Langevin Transducer Design and Operating Frequency Selection

The Langevin transducer — also called a bolt-clamped sandwich transducer — is the dominant hardware design in industrial ultrasonic cleaning systems operating in the 20–100 kHz frequency range. It consists of piezoelectric ceramic discs (typically PZT-4 or PZT-8) mechanically compressed between two metal end masses (usually aluminium for the front radiating mass and steel for the back mass) by a central high-tension bolt. This construction is not arbitrary: it directly addresses the key challenges of operating at or near series resonance at high power levels.

The compressive pre-stress applied by the bolt serves two purposes relevant to resonance behaviour. First, it prevents the piezoelectric ceramic from experiencing tensile stress during the large-amplitude vibration cycles at series resonance — PZT ceramic is brittle and fails in tension at relatively low stress levels. Second, the pre-stress level determines the resonance frequency of the assembled transducer, providing a tuning mechanism that can compensate for manufacturing tolerances in the ceramic discs. Adjusting the bolt torque shifts f_s by changing the effective stiffness of the mechanical assembly.

The metal end masses also play a critical role. By selecting the masses and lengths of the front and back masses, designers can set the resonance frequency of the complete assembly to a target value — typically 20 kHz, 25 kHz, 28 kHz, 40 kHz, or 68 kHz for standard industrial cleaning applications. The PatSnap R&D Intelligence platform contains extensive patent landscape data on Langevin transducer geometry optimisation across these frequency bands. The front mass material also determines the acoustic impedance match between the transducer and the cleaning liquid: aluminium (acoustic impedance ≈ 17 MRayl) provides a better match to water (1.5 MRayl) than steel (45 MRayl), improving acoustic power transfer at series resonance.

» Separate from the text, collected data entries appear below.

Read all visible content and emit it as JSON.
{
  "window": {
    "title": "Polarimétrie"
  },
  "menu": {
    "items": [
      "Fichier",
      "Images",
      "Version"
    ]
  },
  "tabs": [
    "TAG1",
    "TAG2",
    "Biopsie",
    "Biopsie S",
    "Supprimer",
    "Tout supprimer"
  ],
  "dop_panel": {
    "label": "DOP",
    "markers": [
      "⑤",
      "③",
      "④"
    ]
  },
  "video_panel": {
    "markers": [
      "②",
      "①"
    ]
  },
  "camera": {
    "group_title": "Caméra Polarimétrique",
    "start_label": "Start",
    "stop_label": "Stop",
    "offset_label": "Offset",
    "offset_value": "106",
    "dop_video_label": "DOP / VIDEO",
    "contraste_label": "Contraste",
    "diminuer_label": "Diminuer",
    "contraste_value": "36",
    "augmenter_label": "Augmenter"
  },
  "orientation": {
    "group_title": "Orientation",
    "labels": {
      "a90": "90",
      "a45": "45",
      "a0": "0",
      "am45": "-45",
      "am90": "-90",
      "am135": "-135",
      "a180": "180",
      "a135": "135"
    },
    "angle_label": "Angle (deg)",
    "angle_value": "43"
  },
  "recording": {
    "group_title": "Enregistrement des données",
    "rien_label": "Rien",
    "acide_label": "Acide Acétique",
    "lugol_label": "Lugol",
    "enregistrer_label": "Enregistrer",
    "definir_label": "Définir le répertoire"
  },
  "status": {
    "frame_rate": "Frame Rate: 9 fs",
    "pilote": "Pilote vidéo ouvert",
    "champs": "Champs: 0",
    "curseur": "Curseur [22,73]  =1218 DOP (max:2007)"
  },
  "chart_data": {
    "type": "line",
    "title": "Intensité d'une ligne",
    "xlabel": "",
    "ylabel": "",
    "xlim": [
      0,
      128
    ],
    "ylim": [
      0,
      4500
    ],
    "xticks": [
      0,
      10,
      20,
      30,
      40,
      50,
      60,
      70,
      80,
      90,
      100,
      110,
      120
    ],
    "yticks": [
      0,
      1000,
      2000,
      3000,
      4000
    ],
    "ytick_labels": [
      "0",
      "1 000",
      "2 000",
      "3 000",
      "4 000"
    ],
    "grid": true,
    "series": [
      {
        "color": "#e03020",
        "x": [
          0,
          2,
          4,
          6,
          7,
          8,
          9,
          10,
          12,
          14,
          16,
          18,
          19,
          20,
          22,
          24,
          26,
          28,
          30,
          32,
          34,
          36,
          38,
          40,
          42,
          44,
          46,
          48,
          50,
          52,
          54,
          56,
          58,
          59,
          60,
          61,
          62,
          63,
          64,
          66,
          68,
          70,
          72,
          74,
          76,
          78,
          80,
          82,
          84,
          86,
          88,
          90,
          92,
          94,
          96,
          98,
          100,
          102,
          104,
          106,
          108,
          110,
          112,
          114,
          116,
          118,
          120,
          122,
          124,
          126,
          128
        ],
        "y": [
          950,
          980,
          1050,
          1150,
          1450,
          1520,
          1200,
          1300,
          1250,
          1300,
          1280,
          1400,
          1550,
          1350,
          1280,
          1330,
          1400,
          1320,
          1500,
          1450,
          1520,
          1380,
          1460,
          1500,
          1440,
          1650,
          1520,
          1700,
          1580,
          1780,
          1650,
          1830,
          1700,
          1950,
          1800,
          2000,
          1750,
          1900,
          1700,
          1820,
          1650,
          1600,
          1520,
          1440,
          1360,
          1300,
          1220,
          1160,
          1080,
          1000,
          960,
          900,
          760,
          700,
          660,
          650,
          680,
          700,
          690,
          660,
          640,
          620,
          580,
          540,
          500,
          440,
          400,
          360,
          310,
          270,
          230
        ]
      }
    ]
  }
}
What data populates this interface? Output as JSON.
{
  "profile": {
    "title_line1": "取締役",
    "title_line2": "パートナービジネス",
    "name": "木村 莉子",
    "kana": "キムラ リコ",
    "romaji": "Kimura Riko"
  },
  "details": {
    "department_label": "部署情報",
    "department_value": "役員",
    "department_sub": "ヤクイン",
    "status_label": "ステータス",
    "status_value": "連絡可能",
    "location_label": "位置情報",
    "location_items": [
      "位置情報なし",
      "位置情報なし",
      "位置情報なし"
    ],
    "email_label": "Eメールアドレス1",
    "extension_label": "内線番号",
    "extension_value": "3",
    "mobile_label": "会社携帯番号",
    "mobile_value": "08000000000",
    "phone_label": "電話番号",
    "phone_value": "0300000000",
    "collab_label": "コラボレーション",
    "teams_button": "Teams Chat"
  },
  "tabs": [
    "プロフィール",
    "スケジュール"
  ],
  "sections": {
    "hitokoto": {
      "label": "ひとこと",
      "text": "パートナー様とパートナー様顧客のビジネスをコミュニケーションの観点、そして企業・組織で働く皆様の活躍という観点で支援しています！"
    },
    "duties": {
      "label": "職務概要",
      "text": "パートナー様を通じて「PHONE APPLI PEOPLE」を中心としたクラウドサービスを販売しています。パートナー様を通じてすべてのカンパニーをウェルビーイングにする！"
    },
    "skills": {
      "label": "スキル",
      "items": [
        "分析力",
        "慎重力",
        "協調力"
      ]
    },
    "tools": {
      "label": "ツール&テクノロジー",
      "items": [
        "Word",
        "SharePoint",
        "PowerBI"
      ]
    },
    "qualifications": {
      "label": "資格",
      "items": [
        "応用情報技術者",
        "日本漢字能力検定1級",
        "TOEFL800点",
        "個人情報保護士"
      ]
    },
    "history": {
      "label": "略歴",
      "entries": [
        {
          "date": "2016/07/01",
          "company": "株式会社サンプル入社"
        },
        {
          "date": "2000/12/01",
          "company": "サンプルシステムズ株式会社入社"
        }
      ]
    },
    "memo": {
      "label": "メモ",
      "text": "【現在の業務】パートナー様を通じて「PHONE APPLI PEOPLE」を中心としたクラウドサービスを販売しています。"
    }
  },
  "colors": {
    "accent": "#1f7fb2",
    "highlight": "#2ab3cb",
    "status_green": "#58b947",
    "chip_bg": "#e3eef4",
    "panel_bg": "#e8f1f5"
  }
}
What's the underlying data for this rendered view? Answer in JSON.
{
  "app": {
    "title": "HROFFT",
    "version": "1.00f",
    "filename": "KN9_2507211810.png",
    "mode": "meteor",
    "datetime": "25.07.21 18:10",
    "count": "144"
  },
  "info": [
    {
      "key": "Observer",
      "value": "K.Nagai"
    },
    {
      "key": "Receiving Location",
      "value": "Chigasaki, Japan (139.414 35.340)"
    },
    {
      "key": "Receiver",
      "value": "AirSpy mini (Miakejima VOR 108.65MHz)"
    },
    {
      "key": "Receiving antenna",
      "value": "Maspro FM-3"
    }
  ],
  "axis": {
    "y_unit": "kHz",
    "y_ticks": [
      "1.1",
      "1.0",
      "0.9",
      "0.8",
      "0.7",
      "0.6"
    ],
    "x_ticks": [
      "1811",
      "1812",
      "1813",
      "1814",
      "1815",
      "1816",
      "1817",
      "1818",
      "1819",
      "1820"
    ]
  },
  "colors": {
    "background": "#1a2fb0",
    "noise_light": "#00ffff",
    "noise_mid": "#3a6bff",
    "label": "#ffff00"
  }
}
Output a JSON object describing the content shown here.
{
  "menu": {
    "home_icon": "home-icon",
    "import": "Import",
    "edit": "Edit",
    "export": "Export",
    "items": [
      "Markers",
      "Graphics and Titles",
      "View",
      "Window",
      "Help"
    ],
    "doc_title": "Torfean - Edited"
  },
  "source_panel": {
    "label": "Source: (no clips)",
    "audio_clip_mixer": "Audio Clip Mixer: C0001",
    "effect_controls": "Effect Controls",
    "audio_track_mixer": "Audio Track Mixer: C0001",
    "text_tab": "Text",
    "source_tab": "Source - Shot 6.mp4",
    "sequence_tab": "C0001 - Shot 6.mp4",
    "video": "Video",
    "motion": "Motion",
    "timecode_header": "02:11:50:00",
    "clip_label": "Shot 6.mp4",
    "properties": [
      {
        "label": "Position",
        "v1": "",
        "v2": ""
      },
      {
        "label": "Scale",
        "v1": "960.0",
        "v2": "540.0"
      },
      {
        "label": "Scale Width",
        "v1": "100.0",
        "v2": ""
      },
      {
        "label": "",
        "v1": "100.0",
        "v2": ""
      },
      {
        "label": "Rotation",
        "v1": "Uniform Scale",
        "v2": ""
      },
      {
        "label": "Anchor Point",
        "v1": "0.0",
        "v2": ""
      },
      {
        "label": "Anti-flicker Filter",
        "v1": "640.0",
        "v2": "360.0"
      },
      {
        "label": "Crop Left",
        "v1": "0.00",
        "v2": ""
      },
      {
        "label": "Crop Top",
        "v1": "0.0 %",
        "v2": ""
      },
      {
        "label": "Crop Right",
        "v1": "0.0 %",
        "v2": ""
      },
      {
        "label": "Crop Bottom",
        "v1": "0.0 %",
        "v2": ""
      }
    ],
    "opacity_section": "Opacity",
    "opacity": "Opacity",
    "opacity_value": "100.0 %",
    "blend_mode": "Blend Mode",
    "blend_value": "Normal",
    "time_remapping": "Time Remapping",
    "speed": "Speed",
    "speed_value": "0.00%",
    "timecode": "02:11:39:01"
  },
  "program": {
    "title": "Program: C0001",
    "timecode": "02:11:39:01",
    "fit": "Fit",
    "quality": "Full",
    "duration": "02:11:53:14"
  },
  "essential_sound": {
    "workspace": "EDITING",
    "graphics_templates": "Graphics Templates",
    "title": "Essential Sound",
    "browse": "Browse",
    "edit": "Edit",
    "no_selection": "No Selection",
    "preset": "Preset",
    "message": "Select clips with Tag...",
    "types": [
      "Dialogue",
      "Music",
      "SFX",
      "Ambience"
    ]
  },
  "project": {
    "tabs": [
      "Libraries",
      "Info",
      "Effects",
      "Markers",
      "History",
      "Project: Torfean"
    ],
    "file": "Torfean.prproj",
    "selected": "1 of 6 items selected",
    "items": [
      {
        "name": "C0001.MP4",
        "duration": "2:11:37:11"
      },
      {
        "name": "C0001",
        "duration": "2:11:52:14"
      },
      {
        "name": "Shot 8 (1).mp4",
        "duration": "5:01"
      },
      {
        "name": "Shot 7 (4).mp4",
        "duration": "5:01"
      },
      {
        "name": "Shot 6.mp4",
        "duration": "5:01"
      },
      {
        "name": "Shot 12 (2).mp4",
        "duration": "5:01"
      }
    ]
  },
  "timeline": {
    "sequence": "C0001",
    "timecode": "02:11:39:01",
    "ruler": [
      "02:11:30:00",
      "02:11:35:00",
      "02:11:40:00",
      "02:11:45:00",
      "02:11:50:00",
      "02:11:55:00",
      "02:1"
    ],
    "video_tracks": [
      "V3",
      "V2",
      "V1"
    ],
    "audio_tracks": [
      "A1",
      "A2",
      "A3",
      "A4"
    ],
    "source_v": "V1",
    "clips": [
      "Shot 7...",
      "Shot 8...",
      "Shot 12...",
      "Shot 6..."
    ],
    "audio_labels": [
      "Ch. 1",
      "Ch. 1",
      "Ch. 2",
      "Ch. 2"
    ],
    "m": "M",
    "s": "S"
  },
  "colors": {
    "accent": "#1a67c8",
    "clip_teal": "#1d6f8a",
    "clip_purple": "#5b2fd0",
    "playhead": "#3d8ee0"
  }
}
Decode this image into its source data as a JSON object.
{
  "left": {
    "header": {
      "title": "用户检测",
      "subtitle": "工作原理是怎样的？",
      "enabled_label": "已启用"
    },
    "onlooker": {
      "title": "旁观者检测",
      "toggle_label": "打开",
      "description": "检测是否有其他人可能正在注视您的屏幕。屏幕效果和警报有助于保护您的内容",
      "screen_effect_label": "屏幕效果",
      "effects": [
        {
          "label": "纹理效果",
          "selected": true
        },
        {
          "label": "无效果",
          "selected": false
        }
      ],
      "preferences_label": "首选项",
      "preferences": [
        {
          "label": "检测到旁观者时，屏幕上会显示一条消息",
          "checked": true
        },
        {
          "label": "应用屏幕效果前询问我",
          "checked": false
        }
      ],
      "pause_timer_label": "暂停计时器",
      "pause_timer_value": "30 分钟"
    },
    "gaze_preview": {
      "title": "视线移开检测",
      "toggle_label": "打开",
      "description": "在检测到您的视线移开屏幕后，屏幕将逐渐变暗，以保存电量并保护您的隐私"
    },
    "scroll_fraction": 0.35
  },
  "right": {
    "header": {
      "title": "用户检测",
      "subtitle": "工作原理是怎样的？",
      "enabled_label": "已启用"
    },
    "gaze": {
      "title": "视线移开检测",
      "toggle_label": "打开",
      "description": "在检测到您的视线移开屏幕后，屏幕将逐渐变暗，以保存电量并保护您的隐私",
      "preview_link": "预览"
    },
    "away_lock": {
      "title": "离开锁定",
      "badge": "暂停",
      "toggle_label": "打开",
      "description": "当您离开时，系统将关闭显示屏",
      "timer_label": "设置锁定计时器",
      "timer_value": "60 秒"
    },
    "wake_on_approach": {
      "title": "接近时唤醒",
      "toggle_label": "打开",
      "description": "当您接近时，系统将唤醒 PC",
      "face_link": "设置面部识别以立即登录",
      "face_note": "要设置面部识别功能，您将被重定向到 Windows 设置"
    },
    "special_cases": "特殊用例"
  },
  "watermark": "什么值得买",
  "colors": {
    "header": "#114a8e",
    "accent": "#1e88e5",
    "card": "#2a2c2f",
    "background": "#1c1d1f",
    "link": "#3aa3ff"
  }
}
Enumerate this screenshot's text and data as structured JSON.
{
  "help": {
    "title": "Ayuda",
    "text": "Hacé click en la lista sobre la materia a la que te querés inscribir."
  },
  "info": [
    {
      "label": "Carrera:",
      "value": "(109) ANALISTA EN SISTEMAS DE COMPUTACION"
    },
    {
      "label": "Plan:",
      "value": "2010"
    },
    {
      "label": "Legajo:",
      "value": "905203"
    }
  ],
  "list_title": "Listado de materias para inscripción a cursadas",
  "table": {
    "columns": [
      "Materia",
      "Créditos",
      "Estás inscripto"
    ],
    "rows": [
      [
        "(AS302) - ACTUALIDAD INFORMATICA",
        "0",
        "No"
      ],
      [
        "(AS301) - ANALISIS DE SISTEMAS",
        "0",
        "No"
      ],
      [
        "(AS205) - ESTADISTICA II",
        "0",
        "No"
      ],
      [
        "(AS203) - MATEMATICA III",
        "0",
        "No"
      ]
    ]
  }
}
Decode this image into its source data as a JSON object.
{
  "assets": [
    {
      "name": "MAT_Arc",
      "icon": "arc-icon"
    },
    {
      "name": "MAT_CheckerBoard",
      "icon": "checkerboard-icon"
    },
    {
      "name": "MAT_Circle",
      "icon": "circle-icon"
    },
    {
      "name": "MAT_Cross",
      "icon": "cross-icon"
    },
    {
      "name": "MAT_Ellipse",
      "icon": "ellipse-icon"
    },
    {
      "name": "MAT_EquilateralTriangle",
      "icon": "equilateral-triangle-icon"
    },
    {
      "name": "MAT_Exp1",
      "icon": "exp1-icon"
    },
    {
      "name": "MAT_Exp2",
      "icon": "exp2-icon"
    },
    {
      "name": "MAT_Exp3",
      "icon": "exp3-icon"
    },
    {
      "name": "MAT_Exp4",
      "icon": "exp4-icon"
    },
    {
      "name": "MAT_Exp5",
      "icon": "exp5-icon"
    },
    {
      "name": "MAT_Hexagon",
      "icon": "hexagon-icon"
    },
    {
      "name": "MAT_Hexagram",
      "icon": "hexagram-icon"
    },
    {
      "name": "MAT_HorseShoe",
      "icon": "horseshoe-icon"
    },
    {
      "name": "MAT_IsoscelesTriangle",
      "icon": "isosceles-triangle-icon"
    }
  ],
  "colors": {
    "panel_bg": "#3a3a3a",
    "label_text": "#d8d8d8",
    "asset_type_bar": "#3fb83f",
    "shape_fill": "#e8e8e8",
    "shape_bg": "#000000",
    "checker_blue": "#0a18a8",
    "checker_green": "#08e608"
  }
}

“In a Langevin transducer, the bolt pre-stress, end mass geometry, and PZT grade together determine the series resonance frequency, the anti-resonance frequency, and the mechanical Q — the three parameters that define the entire operating envelope of the cleaning system.”

From a practical design standpoint, the separation between f_s and f_p in a Langevin transducer is typically 1–5 kHz at 40 kHz operating frequency, depending on the PZT grade and the coupling efficiency of the assembly. This gap must be wide enough that the AFT circuit can unambiguously identify f_s as the correct lock-on frequency, but not so wide that it creates instability in the PLL control loop. Detailed design guidance on this trade-off is available from PatSnap’s IP intelligence tools, which index thousands of patents from leading ultrasonic transducer assignees including Branson Ultrasonics, Crest Ultrasonics, and Olympus. The physical principles underlying these design choices are also documented in standards from IEC and measurement protocols from NIST.